BIOS

Luisa Greenfield is a Berlin-based visual artist working predominantly with analog film and essay writing. She holds a Ph.D. in Art and Media from the University of Plymouth, UK. Her current work comes from a close study of Danièle Huillet and Jean-Marie Straub’s 1972 film Geschichtsunterricht (History Lessons). She is an active member of the LaborBerlin analog film collective and is co-editor of the book, Film in the Present Tense (Berlin: Archive Books, 2020).

Camilla Graff Junior works, as a performance artist and curator, situated in the intersections between visual art, creative writing, narrative, feminist theory, archive and affect. In her current research project, she uses an auto-ethnographic approach as a method to look at performance as a tool to investigate social practices as they affect and reflect a woman's life. She has over the last thirty years conceived solo and collaborative works performed and received in residency in Europe, Africa, South America and the United States.

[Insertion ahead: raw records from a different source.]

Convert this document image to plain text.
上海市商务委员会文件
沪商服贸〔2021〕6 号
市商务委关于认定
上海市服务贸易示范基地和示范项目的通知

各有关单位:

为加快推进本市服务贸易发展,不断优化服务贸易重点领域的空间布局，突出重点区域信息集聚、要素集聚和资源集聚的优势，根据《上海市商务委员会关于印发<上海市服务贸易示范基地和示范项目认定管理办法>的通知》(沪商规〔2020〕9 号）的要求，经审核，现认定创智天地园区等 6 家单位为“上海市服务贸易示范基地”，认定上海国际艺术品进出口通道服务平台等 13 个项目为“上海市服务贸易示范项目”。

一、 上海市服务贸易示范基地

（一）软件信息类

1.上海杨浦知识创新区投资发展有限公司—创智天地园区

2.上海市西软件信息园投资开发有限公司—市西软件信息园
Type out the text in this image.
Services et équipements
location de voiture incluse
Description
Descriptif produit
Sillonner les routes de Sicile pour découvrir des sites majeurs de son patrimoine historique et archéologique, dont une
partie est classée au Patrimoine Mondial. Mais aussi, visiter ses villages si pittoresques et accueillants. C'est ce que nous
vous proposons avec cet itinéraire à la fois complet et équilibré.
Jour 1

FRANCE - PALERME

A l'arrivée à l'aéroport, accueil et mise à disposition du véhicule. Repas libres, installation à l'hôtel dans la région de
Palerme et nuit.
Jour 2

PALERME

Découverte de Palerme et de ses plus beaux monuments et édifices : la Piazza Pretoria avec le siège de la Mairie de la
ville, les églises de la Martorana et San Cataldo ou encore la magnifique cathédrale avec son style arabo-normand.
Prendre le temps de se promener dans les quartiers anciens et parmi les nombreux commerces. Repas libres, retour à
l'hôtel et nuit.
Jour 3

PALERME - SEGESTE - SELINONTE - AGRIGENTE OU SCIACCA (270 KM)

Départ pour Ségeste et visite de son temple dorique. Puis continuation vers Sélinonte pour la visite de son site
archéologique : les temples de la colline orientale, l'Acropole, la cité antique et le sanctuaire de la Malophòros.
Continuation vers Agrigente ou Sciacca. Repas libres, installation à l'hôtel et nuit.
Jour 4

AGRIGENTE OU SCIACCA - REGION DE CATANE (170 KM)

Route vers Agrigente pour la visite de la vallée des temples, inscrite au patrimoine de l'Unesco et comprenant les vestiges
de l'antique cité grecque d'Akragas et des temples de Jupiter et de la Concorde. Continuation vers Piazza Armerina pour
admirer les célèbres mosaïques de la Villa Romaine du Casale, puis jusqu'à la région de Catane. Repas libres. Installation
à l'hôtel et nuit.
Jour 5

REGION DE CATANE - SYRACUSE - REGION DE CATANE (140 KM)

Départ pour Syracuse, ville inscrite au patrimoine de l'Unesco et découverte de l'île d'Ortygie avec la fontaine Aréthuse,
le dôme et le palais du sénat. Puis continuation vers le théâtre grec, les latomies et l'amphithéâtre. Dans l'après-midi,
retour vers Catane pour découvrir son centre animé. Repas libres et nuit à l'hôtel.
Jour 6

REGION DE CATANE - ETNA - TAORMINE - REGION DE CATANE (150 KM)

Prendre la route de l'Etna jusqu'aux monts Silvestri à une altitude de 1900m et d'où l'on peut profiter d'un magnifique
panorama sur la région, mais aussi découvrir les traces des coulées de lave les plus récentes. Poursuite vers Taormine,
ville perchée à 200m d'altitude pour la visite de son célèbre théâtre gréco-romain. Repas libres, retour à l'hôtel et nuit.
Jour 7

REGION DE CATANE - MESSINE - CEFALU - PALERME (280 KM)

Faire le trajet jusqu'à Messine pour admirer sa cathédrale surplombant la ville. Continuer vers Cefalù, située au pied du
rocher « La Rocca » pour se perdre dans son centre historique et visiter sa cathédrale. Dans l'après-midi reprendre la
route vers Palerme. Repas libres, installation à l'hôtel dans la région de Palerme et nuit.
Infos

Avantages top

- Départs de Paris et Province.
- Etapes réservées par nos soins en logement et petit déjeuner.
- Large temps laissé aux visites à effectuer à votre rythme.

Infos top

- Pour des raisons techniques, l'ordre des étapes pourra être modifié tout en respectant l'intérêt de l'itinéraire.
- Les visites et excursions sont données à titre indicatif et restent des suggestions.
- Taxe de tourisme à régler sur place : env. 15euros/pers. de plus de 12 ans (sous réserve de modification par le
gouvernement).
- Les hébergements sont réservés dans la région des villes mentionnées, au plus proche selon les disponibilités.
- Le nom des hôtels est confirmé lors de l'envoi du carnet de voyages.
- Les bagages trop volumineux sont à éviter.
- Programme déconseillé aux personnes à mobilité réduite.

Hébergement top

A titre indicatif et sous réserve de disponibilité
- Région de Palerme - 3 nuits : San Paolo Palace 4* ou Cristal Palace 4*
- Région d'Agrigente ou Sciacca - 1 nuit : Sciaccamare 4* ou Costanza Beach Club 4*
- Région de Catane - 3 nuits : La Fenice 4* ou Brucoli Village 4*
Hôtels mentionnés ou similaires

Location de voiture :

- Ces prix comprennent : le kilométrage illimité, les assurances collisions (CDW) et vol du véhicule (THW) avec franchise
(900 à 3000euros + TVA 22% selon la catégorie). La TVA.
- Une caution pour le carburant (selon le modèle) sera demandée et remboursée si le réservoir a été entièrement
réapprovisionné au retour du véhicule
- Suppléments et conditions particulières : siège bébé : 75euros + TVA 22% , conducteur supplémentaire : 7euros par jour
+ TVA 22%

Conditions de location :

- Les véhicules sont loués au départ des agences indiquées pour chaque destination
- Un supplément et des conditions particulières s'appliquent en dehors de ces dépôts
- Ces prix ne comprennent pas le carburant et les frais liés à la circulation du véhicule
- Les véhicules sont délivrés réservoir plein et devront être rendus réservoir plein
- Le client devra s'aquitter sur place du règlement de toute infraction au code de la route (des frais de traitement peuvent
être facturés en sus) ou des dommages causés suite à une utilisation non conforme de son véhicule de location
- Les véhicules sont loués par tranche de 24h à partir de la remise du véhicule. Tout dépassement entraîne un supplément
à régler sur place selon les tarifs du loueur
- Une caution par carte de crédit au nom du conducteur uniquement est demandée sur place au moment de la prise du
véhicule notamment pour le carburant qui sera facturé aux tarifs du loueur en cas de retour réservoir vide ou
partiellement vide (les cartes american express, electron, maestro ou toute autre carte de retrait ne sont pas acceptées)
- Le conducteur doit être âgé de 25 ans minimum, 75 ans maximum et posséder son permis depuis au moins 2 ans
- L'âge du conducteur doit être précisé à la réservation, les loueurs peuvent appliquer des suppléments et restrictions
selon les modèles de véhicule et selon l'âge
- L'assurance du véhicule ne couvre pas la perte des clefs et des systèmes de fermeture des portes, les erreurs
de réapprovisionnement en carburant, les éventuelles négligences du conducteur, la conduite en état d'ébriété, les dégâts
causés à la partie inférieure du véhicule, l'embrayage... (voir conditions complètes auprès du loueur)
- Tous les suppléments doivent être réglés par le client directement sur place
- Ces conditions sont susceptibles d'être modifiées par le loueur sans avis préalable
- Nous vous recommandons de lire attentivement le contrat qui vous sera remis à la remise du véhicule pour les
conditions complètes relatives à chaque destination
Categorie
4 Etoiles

Per Roar works as a choreographer, performer, and artist-researcher. Drawing on his interdisciplinary background and concern for socio-political matters, he combines strategies from social research with somatic approaches to choreography, as in his doctorate Docudancing Griefscapes (2015) from the UniArts Helsinki. He is a professor in choreography at Oslo National Academy of the Arts (KHIO) and currently co-leading MEMORYWORK (2021-2024), an artistic research enquiry into the politics of remembrance and representation.

Myna Trustram has worked in England for many years as a historian, museum curator and academic. In 2021 she stopped paid work and now works as a writer, mostly of short experimental essays in which she calls upon literary and academic forms to consider themes such as mourning, childhood, separation and emptiness.